A significant drawback of both TST and in vitro tests is the nonspecific response to tuberculin due to cross-reactivity between tuberculin and other mycobacterial species. The false positivities of the in vitro tests for BCG-vaccinated individuals could be overcome by using more specific antigens instead of crude protein preparations of tuberculin. Low-molecular-mass secreted antigens ESAT-6 (17) and CFP-10 (9) were evaluated and found to differentiate individuals infected with M. tuberculosis from controls infected with other mycobacteria with high sensitivities and specificities.
The present study has some methodological limitations. Due to the small number of subjects included in the study, the sensitivity and specificity of the test have not been determined. Further studies aimed at assessing its sensitivity, specificity, and clinical and epidemiological utilities for the wider population are warranted.

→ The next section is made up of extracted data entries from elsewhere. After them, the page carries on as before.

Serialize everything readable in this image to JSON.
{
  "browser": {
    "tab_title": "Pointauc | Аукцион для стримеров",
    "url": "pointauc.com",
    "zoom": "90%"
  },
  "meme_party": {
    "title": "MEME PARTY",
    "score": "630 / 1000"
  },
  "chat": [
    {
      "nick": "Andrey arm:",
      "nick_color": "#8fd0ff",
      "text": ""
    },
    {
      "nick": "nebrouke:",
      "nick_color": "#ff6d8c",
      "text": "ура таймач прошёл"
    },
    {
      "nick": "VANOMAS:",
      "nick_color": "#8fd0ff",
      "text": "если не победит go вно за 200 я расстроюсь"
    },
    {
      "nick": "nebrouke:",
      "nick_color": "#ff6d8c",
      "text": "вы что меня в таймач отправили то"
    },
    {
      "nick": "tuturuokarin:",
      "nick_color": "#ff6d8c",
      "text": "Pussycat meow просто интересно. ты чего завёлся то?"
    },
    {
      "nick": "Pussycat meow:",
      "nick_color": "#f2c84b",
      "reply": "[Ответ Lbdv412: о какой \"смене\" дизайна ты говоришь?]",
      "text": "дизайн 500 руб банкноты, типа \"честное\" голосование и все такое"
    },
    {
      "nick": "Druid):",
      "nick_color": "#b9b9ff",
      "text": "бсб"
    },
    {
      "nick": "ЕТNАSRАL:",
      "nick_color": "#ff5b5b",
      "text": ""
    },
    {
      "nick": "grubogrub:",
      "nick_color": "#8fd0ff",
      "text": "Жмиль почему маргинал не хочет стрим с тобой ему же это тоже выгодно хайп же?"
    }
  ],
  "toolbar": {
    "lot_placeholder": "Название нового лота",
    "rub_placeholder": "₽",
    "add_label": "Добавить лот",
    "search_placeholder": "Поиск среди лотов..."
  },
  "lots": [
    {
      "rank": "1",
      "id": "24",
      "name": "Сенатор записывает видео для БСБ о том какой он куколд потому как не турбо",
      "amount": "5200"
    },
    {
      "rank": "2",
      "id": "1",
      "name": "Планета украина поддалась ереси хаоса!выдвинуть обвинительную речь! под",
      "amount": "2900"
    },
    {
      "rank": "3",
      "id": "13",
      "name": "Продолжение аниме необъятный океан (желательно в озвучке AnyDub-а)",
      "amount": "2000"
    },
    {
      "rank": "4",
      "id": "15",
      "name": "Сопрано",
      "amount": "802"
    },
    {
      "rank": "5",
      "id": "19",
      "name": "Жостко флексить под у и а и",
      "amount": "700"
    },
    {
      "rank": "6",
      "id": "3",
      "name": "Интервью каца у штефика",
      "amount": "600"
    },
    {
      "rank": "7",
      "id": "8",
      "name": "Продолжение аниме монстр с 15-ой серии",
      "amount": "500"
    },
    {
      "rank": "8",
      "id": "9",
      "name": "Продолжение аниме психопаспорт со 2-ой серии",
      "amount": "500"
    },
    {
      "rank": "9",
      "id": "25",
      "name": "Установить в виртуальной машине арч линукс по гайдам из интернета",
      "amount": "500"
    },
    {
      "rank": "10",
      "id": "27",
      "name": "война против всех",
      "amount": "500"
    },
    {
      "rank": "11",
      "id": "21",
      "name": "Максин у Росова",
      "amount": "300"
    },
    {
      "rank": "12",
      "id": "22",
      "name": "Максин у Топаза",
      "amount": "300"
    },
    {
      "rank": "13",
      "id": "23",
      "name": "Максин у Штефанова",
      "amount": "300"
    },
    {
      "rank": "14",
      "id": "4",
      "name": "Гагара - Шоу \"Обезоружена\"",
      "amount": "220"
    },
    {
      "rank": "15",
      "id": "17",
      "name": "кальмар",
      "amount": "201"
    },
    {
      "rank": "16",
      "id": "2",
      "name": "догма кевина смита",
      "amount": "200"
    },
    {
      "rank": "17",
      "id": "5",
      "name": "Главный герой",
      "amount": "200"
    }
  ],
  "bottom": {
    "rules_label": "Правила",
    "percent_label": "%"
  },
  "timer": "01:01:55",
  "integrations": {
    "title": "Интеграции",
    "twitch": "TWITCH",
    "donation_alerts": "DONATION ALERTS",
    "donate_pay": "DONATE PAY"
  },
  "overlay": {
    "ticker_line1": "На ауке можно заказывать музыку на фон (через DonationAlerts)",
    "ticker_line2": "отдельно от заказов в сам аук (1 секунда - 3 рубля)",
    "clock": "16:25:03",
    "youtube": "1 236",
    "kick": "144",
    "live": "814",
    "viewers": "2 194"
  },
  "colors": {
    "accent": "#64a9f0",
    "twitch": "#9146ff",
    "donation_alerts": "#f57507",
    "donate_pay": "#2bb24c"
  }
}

Whether the assay is more sensitive for the detection of individuals with a false-negative skin test reaction is one potential advantage that should be determined. The measurement of CD69 on CD4+ T lymphocytes after in vitro stimulation of substantially larger numbers of individuals with known TB status will be required to address these issues and to determine the most appropriate cutoff between positive and negative reactivities by this assay.
In conclusion, this study demonstrates the potential of in vitro assays for the detection of TB in humans. We have demonstrated the usefulness of the measurement of the early activation antigen CD69 on CD4 T lymphocytes after in vitro stimulation of whole blood with tuberculin as a marker for tuberculin reactivity and TB. The measurement of CD69 on CD4+ T lymphocytes after in vitro stimulation with low-molecular-mass secreted antigens ESAT-6 and CFP-10 of substantially larger numbers of individuals with known TB status will be required to address its sensitivity, specificity, and clinical and epidemiological relevance and to determine the most appropriate cutoff between positive and negative reactivities by this assay.